Looking at taking my first trip on Amtrak (or long distance train in general) this weekend from Lorton to Sanford on the auto train after picking up a new car in NJ. Coach is coming in at $135 and Business at $200. Is the business class seat worth the extra money? What can I expect other than more space, is the food/service improved?
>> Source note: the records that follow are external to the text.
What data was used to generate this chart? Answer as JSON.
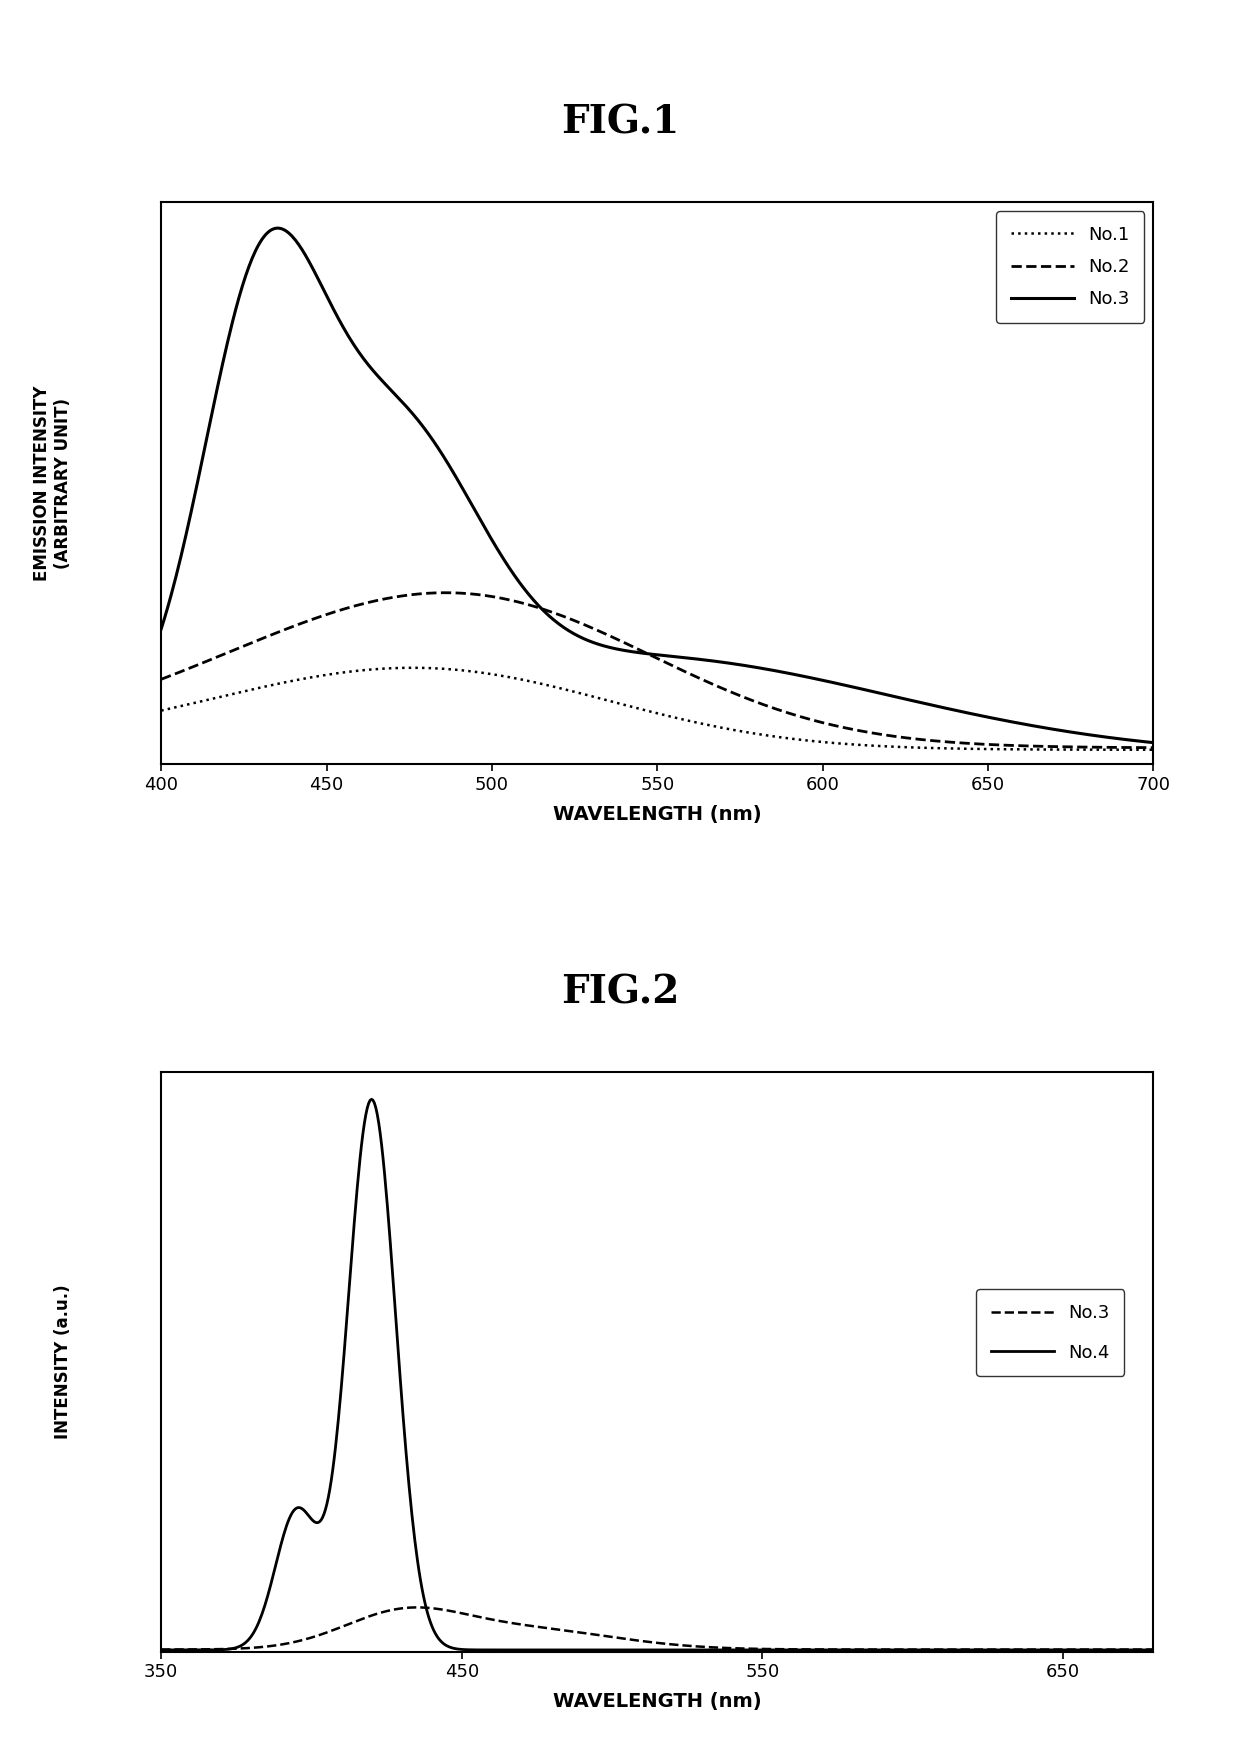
{
  "fig1_title": "FIG.1",
  "fig2_title": "FIG.2",
  "fig1_xlabel": "WAVELENGTH (nm)",
  "fig1_ylabel": "EMISSION INTENSITY\n(ARBITRARY UNIT)",
  "fig2_xlabel": "WAVELENGTH (nm)",
  "fig2_ylabel": "INTENSITY (a.u.)",
  "fig1_xlim": [
    400,
    700
  ],
  "fig1_xticks": [
    400,
    450,
    500,
    550,
    600,
    650,
    700
  ],
  "fig2_xlim": [
    350,
    680
  ],
  "fig2_xticks": [
    350,
    450,
    550,
    650
  ],
  "background_color": "#ffffff",
  "line_color": "#000000"
}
I would love a roomette but I can't justify $600+ for it (just me traveling).


----------



## PVD (Nov 9, 2017)

Business Class on the Auto Train
Enjoy an enhanced travel experience in Business Class on the Auto Train and you'll have access to exclusive amenities such as:

Fully refundable ticket if canceled prior to departure
25% point bonus for Amtrak Guest Rewards members
Priority boarding
Seating in dedicated car
Complimentary comfort kit
Two bottles of water
Meals in sleeping passenger Dining Car

I think the seating is the same size as a regular SL LD coach. It is likely to be a little quieter with less kids....slightly more choice in the dining car at dinner for Sleepers and B/C over coach


----------



## RichieRich (Nov 9, 2017)

As an almost monthly traveler on the AutoTrain (end bedroom when alone, 2 adjoining bedrooms 4 times-a-year with the niece)...Business has the exact same seats. Basically, you get a bottle of water and you can have "First Class" microwave dining. LOL If you go Coach...book a downstairs seat: more private, no one walking past all nite, though I see they're booked up. See if there's a Business available downstairs.


----------